I knew I was going to study at Sussex when I came to an open day. I was on the tour and I happened to talk to two Black students, who said it was really great and that they had met so many cool people, and that they hoped I’d come to Sussex. I thought, if they say so, then I will! It made a difference to me that it wasn’t the tour that convinced me, it was other students who stopped to say ‘hello’.
I enjoyed living on campus so much that I became a residential advisor (RA) in East Slope during my third year, where I’d also lived in my first year. I took advantage of everything on offer at University as well as getting a good education. I was in so many societies – acting, president of the African Caribbean society, and I was Black student rep for the Students’ Union [Atta’s father is Jamaican and his mother Greek-Cypriot] – that it meant I really had to curtail my social life in my third year and get my head down in the Library to get a decent degree.
When I had a chat with a careers advisor at Sussex, I said I wanted to write, perform, and work with young people. A year after leaving I was doing all of those things – I was working at The Lyric in Hammersmith in their education department, helping on young people’s programmes and running workshops there and elsewhere, performing poetry. It happened pretty quickly and it hasn’t stopped.
My first book of poetry, I am Nobody’s Nigger (2013), was shortlisted for the Polari First Book Prize, and I was named as one of the most influential LGBT people in the UK by the Independent on Sunday. I’m a patron of LGBT+ History Month and I’m someone who wants to champion and talk about LGBTQ issues. I’m happy to be part of that community and to be one of many spokespeople in that regard.
When I wrote The Black Flamingo (2019), which is a about a young mixed-race gay teen coming out as gay at high school and discovering a love of drag performance at university (a mirror or my own experience), I came to stay on campus for a week to share it with students and get feedback. It’s partly set at university and I wanted to remind myself what it was like. Prior to Covid, I frequently came back to Sussex to give talks and workshops.
I dedicated The Black Flamingo to my grandfather, George. The Black Flamingo was also my drag act name, inspired by the sighting in Cyprus of a rare black flamingo, which made the news. My grandfather said, ‘The other flamingos don’t care what colour he is,’. Being Black in a white family, this resonated with me. George is sadly no longer with us, but I feel we have that moment forever.
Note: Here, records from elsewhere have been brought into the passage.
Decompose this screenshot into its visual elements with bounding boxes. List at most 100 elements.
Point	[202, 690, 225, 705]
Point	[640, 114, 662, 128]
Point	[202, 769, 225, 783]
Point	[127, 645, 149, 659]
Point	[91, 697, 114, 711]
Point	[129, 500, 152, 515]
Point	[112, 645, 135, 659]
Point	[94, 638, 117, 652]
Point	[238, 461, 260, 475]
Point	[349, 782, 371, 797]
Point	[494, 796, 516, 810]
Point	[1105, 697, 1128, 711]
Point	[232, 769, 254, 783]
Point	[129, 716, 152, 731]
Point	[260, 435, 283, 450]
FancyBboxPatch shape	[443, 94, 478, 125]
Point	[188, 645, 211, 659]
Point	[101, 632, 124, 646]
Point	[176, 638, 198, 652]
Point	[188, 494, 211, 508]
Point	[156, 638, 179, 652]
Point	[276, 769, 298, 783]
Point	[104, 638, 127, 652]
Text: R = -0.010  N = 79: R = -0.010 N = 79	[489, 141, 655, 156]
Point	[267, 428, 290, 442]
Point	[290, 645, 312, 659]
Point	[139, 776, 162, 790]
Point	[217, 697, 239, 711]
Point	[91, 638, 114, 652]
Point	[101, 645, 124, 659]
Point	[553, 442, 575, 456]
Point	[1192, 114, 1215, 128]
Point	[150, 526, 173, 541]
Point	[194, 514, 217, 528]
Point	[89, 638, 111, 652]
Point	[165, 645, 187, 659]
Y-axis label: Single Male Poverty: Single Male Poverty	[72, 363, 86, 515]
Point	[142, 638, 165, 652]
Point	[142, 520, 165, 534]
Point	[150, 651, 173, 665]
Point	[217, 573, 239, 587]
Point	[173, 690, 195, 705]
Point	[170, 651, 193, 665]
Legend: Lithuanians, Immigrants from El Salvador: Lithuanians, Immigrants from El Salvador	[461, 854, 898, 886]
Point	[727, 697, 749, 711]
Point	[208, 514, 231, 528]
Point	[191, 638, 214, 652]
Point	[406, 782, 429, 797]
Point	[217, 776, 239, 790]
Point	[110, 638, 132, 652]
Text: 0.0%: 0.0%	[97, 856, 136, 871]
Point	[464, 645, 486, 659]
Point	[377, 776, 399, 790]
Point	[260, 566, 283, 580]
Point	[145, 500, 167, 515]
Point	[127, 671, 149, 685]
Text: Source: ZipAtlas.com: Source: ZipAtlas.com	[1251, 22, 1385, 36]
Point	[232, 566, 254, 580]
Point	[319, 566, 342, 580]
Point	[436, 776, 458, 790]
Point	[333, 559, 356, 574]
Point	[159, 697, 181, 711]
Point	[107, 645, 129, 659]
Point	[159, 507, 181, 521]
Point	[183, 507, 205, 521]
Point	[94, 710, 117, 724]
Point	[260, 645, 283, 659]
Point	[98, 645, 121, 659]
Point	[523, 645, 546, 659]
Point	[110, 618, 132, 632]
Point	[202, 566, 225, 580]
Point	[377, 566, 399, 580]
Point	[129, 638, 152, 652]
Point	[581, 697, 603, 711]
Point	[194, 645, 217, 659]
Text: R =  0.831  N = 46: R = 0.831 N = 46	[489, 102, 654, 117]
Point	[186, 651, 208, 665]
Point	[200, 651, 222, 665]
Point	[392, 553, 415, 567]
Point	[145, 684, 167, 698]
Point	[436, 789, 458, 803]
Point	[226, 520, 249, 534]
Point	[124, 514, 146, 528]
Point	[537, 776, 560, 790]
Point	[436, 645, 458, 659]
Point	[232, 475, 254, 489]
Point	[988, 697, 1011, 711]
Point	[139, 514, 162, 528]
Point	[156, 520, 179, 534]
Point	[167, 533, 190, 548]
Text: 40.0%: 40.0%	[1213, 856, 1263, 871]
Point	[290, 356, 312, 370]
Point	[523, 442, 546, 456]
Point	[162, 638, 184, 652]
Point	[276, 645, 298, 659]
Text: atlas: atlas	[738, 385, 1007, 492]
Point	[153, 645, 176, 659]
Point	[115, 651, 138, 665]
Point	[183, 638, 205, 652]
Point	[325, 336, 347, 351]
My new novel, Only on the Weekends, is set in Glasgow, where I now live, and is about a long-distance relationship. I’ve had long distance relationships and they never work out, but my novel’s character, Mackintosh doesn’t know that. It’s a romance. There are other relationships that feature – but the focus is the romantic relationship to the detriment of other friendships. It’s about how you can be the forgotten-about friend.
Age isn’t a huge barrier among poets. You get poets who are teenagers and those in their 50s,60s, 70s, 80s… Obviously people might have different accomplishments but you are all there as fellow writers. We just respect each other for our ideas and the stories we want to tell.
I knew I had a voice and ideas I wanted to write and share. At my early performance events I would start from somewhere in the audience. I would just start performing my poem without anyone introducing me. I would stand up from my seat or walk from the back of the room. It always worked because it was always a surprise.
I’ve been lucky to meet and work with a lot of inspiring writers. I saw Derek Walcott in action and I liked how he worked with classic texts. John Agard was lovely to me from when I first met him and we went to St Lucia together and worked in schools. I was in awe the whole time. Benjamin Zepahniah has mentored me and is inspirational. I saw Lemm Sissay’s show Something Dark at the Gardner Arts Centre a long time ago. It really blew me away and I was following his career from that point onwards. It’s special that I can call him up as a friend.
My next book is my memoir, written in non-fiction prose. I’ll be interspersing it with poems. I have started to feel ok about the ‘business’ of books. It’s not just a creative endeavour. It’s about finding readers and creating a market. I am happy to be a part of those conversations.
This profile is part of our This Sussex Life series.